Side-by-side stacked area charts compare US and China debt by sector; China rises to US levels, with source note below.


May was a quieter month — not least because I spent two weeks on the East Coast of the US. But quieter months have their own signals. Markets calm in the face of extraordinary human cost. China rewriting the clean energy story. And a personal question I've been sitting with about what it means to really show up.


What I've learned about the context


  • Across eight major conflicts over the past five decades, the S&P 500 was often volatile around the outbreak of hostilities — but on average, one year after the onset of conflict, it was up 7%. Stock markets initially rose during the Second World War. (AllianceBernstein analysis).  (Gillian Tett, FT)

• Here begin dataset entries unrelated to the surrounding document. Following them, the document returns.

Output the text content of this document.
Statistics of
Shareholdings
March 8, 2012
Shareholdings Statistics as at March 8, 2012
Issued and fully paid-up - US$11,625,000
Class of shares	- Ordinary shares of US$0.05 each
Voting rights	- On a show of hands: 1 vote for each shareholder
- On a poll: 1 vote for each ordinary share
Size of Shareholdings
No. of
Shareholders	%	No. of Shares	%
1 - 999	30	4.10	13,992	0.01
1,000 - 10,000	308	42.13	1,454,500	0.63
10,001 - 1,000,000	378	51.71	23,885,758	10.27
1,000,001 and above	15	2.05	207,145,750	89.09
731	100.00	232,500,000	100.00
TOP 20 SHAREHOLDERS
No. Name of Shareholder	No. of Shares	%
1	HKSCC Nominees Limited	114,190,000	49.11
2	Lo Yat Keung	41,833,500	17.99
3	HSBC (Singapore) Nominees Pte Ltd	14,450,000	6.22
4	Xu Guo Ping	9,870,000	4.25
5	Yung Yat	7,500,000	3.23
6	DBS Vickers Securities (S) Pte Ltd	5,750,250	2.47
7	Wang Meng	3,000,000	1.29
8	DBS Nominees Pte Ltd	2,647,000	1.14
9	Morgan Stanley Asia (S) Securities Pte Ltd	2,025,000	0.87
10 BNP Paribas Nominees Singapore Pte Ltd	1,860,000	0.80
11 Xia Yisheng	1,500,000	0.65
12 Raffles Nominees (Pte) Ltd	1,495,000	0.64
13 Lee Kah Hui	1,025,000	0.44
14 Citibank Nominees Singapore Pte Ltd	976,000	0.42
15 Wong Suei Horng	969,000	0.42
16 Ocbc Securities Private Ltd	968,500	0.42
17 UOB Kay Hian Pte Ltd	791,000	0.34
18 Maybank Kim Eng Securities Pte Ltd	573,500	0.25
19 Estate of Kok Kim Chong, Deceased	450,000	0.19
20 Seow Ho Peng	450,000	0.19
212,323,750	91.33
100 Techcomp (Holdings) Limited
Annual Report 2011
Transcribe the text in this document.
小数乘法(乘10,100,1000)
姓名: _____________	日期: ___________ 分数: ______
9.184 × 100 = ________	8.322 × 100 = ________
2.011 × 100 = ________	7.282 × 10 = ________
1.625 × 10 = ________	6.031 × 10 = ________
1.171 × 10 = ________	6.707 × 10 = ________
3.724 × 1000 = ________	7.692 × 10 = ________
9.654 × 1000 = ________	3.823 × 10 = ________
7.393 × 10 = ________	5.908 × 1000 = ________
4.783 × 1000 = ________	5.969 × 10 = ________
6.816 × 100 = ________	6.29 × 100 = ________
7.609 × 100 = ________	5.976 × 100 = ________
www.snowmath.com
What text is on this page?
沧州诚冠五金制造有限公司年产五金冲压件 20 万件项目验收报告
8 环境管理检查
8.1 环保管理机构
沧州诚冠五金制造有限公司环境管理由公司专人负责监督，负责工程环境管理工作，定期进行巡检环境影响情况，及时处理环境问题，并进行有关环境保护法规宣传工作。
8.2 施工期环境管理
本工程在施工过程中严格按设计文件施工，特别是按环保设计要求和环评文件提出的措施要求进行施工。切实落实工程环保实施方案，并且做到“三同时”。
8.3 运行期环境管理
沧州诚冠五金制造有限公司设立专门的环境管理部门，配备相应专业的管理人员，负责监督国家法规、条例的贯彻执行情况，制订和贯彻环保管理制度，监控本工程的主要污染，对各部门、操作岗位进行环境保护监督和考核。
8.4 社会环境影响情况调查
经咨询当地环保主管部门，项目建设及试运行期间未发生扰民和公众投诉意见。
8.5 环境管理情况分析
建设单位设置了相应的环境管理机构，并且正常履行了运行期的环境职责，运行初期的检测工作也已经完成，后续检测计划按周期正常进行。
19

  • The US mid-terms in November are attracting significant attention — but may matter less than assumed. Even if Democrats win a chamber, Trump will continue to govern by Executive Order, working around Congress and the judiciary. Legislation stalls; direction of travel doesn't change. (In conversation with a senior former republican official)

  • An estimated 352,000 Russian soldiers have died in the war in Ukraine by the end of last year — more than six times the number of US troops killed during the Vietnam War. (Paul Sonne, NYT)

  • In 2025, China installed three times as much wind power capacity as the rest of the world combined. Wind supplied 10% of China's electricity last year, a share growing by roughly one percentage point annually. All six of the world's largest wind turbine manufacturers are Chinese. (NYT)

  • The sharp rebound in US equities since late March has been driven by an exceptionally narrow group of large tech stocks. UBS estimates the number of stocks meaningfully driving S&P 500 performance has fallen to a record low of 42 — against a historical norm closer to 100 — highlighting the concentration and underlying fragility of the rally. (FT)

  • A related observation from a senior banker this month: markets are caught in a bind. Institutions feel compelled to invest in tech or risk losing ground to competitors — yet there is near-universal belief that tech stocks are currently overvalued and a correction is coming. Bonds offer neither security nor growth. Private markets remain the only credible alternative, but carry their own risks. The result: capital sitting in positions nobody believes in, waiting for a shock.

  • In China, aggregate debt relative to GDP has now reached US levels, according to the Institute of International Finance. (Martin Wolf, FT)


What I've learned about people


  • Falling healthy life expectancy is primarily about worsening young adult mental health. Physical health is stable or rising for all. (John Burn-Murdoch, FT)

  • 'The job of an analyst is to turn up to each session without memory or desire.' — Wilfred Bion (psychoanalyst)

  • Warmth + competence = charisma. (Vanessa Van Edwards)


What I've learned about myself


  • I’ve spent my professional career as a ‘do-er’ and I’ve been rewarded for it. But, since becoming an executive coach I’ve come to realise the power of ‘be-ing’ – the power that bringing all of one’s presence into a room or conversation can have. This applies not just to coaching but far beyond it and opens up new levels of possibility. I've been emphasising one to the exclusion of the other. Now I’m working on both and when it works, it can be extraordinary. 

  • A topic that has come up repeatedly in conversations this month: the power of silence and of space. The most effective people I've encountered sit in those things comfortably. I'm working on that.